The low price obtained is a lesson to tell the buyers that any lifetime TiVo listed needs to have the word 'lifetime' in the title. In fact, it is best to give as much info in the title of any eBay listing as most buyers don't do the advanced search option of searching the rest of the posting. So they don't know the Tivo has lifetime. Whenever I post on eBay I fill the whole title up with info. 
If you list a TiVo on eBay and neglect to mention the unit having 'lifetime' in the title you can get _half _of what the same TiVo will get if you have 'lifetime' in the title.


----------



## Arcady (Oct 14, 2004)

I think $42 plus shipping is too high.


----------



## magnus (Nov 12, 2004)

Arcady said:


> I think $42 plus shipping is too high.


I agree. These boxes really don't have much value now.


----------



## reubanks (Feb 19, 2006)

Arcady said:


> I think $42 plus shipping is too high.


Especially with $41.05 added for shipping!


----------



## replaytv (Feb 21, 2011)

magnus said:


> I agree. These boxes really don't have much value now.
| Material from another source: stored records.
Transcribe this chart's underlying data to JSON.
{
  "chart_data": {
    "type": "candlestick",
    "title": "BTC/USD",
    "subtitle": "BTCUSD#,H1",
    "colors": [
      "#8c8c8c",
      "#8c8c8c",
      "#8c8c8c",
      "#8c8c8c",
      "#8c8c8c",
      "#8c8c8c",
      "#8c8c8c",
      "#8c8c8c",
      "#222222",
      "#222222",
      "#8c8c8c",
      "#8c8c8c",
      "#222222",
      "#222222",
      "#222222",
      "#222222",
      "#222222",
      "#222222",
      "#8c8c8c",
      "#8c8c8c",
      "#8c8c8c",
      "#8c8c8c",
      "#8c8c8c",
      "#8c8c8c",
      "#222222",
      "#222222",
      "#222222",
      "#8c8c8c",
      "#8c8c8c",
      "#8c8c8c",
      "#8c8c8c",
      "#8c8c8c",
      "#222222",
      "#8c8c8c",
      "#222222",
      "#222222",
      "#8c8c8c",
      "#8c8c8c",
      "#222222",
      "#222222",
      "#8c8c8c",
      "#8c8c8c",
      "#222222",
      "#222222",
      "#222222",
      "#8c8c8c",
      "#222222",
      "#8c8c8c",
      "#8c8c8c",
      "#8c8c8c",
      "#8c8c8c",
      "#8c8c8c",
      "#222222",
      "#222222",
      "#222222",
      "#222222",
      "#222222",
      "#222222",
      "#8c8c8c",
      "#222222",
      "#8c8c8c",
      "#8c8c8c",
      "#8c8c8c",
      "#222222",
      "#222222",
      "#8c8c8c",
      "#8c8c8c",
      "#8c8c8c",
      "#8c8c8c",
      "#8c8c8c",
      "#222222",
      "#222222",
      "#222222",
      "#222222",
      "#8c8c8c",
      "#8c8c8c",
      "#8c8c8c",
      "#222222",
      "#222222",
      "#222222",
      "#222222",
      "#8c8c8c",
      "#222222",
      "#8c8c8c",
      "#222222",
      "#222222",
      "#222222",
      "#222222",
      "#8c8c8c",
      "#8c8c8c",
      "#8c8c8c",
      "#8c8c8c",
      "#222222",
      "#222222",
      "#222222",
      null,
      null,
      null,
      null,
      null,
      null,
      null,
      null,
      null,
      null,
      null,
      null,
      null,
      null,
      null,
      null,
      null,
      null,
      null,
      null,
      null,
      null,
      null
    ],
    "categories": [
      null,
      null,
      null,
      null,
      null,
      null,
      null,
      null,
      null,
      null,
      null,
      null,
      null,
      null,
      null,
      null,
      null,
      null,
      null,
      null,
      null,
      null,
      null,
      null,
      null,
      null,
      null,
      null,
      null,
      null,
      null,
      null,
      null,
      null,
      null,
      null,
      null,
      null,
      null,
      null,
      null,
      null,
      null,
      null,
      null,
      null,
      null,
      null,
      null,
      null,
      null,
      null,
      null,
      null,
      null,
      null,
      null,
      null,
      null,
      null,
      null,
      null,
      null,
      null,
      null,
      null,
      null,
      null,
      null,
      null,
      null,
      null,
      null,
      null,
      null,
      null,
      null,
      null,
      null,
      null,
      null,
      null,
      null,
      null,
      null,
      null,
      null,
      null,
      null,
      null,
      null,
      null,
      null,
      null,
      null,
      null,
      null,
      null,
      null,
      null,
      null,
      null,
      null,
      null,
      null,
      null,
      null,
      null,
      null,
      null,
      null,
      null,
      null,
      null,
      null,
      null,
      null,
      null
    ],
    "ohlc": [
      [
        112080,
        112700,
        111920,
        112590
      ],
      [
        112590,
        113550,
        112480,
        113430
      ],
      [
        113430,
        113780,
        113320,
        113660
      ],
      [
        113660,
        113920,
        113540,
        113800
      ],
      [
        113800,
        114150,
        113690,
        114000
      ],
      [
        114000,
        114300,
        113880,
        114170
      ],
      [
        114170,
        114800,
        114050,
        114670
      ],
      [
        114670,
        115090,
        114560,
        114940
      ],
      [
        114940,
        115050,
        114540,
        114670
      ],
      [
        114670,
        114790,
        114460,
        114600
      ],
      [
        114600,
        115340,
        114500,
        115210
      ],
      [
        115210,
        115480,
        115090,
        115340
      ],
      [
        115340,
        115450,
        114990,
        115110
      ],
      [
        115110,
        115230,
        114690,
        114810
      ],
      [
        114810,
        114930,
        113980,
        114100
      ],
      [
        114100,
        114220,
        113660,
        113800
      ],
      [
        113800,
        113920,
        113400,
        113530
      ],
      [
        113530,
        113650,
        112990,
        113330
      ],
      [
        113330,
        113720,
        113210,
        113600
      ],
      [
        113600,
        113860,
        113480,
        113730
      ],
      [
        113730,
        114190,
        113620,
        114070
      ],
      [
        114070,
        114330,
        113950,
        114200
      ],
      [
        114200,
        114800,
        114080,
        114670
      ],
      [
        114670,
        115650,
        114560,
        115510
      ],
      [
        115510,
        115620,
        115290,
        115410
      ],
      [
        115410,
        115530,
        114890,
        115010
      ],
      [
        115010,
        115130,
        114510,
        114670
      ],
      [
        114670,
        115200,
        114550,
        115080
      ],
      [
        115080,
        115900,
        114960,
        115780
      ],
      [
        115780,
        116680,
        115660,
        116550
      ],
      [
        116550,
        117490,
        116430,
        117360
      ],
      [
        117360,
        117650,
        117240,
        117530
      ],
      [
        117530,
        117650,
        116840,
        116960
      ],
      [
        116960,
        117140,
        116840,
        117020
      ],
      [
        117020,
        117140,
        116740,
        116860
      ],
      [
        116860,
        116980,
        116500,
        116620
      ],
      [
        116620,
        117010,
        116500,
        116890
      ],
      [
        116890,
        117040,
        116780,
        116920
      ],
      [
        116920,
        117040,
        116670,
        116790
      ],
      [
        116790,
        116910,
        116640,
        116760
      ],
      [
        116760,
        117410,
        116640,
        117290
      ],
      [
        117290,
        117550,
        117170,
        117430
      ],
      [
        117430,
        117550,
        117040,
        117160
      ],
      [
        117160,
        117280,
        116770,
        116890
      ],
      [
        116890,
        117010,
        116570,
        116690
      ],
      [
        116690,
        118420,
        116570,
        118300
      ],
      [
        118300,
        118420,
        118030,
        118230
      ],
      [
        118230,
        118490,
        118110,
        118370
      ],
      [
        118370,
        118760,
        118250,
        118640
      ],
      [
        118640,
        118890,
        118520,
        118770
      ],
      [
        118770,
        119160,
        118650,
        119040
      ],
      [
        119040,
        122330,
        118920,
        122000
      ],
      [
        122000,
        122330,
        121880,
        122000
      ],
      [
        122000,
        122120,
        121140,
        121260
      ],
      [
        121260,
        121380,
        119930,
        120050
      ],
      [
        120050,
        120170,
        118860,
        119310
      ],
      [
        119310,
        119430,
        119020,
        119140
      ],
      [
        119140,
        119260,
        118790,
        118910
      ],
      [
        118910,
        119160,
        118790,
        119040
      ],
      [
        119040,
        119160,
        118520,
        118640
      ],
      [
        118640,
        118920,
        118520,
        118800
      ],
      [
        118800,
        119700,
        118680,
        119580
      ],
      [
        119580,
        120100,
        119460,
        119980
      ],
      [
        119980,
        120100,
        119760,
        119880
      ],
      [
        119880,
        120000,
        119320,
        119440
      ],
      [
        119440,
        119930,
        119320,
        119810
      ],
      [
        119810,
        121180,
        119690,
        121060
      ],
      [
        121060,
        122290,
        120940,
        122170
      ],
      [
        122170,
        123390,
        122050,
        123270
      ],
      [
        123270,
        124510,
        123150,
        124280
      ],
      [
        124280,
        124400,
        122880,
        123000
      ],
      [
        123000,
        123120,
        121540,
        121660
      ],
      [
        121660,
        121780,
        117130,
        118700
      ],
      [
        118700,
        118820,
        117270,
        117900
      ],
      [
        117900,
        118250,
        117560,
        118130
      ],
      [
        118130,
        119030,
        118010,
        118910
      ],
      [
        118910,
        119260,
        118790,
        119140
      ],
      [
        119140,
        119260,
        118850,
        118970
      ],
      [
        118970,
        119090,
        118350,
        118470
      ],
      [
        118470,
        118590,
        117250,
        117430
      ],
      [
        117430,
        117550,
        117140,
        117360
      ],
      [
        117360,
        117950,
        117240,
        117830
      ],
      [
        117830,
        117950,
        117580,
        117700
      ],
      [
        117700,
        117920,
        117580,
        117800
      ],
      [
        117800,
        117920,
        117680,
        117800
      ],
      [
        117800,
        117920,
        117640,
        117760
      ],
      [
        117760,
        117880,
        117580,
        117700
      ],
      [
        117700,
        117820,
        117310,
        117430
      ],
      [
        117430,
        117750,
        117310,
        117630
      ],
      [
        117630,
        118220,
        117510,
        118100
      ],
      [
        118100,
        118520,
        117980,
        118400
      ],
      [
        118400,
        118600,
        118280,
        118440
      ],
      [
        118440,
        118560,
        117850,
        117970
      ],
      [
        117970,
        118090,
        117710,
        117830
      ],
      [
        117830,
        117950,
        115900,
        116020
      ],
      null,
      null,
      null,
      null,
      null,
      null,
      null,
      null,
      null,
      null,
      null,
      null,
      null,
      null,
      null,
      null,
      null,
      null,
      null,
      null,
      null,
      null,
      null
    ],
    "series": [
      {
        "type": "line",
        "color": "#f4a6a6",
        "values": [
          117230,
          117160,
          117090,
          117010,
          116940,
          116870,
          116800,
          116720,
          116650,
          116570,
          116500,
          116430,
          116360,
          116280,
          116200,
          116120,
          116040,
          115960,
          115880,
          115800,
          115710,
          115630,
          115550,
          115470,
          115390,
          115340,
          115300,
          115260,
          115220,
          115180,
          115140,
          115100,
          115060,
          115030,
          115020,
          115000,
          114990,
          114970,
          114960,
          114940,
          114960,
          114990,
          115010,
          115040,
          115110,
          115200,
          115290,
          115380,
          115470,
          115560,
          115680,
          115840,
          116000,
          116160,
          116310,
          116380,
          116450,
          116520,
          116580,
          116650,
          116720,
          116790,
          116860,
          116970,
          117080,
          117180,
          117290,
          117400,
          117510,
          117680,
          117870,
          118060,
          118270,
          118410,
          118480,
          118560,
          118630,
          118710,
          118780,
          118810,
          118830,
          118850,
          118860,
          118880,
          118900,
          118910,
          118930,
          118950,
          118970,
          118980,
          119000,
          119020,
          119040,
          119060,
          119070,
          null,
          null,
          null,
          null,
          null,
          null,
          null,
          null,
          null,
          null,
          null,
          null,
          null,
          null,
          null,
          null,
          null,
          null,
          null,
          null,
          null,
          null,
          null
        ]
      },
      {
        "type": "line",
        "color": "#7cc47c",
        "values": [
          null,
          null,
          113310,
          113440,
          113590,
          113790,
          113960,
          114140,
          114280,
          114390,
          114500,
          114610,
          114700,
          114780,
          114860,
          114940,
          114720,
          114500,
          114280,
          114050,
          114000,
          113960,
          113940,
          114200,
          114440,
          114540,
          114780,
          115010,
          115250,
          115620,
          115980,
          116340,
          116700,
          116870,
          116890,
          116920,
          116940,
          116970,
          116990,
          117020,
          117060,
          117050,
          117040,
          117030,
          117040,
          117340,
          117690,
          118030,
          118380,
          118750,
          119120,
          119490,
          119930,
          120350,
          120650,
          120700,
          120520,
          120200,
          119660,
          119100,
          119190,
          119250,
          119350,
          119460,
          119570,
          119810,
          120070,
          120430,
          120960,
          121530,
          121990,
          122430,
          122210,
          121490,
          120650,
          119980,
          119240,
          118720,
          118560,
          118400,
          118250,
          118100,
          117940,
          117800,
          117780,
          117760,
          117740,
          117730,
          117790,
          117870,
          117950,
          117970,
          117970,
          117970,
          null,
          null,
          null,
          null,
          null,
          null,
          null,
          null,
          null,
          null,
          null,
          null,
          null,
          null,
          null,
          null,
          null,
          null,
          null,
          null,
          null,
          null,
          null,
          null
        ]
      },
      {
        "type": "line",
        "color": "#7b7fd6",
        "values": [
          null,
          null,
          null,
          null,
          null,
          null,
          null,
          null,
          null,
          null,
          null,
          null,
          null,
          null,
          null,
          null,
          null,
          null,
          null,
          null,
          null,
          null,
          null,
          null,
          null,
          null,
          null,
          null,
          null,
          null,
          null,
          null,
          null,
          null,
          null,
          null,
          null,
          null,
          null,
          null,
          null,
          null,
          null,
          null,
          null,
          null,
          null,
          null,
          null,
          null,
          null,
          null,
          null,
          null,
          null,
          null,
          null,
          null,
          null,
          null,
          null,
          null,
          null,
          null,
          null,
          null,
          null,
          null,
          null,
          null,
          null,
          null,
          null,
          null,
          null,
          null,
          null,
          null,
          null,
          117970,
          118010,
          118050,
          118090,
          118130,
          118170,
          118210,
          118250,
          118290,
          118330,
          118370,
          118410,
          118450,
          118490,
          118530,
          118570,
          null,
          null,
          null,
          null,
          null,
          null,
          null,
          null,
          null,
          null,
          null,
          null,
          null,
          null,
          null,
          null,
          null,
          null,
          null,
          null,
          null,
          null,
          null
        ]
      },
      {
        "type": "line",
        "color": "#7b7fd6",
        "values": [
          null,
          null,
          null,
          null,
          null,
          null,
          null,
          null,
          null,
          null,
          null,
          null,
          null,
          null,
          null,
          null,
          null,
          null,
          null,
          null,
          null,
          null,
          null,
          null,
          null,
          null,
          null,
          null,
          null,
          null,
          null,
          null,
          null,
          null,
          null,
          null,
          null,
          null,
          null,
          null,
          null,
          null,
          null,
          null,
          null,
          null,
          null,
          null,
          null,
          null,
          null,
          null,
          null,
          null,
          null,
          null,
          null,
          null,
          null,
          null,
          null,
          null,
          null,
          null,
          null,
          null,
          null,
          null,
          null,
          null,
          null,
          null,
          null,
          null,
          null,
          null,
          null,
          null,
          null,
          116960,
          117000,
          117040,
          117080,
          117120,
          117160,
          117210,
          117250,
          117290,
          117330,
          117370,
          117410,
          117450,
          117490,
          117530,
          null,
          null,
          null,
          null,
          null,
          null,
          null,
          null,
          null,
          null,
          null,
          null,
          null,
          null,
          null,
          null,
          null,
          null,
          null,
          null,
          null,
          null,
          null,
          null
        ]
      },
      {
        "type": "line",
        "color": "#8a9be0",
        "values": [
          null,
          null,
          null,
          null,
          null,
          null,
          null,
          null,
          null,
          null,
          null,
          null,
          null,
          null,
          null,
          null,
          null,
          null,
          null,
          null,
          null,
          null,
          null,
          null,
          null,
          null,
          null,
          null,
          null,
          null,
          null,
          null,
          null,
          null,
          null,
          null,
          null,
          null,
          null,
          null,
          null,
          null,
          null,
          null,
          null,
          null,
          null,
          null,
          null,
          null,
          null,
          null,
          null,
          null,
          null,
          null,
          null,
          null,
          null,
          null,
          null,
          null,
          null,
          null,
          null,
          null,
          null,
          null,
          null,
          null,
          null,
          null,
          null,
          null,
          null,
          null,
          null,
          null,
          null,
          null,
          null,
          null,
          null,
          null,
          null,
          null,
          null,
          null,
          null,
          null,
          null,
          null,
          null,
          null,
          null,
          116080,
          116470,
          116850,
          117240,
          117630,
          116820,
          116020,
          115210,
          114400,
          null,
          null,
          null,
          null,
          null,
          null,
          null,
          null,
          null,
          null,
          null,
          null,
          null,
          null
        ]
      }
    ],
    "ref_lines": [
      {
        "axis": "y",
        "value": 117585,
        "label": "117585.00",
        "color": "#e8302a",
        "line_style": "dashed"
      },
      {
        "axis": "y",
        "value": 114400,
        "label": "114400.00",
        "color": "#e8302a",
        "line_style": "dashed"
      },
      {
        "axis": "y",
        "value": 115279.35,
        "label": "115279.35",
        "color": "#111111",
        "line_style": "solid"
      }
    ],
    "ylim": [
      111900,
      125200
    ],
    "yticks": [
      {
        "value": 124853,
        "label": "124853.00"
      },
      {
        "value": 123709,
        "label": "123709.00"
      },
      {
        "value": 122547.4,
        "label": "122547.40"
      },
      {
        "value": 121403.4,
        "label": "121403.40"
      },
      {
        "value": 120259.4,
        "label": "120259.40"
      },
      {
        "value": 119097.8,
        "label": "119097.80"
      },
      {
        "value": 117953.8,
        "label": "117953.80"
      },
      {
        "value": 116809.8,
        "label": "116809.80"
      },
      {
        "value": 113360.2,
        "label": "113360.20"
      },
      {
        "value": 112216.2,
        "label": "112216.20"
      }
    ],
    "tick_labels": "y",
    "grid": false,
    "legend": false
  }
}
hmmm.... I am glad that not everyone agrees with you on that. I will posting two or three of them on eBay for $150 to $200 each as that is what they have been selling at with 'buy it now'. They are worthless to me, as I only have antenna TV, and they only work with antenna TV badly with incorrect channel lineup and none of the dash channels. And you can only use them with the DTV Pal converter boxes. 
http://www.ebay.com/sch/i.html?_odk...w=++TCD649080+++LIFETIME++&_sacat=0&_from=R40


----------



## magnus (Nov 12, 2004)

replaytv said:


> hmmm.... I am glad that not everyone agrees with you on that. I will posting two or three of them on eBay for $150 to $200 each as that is what they have been selling at with 'buy it now'. They are worthless to me, as I only have antenna TV, and they only work with antenna TV badly with incorrect channel lineup and none of the dash channels. And you can only use them with the DTV Pal converter boxes.
> http://www.ebay.com/sch/i.html?_odk...w=++TCD649080+++LIFETIME++&_sacat=0&_from=R40


Yep, I'd be selling them as quickly as I could and not buying more unless they were for a really good price.


----------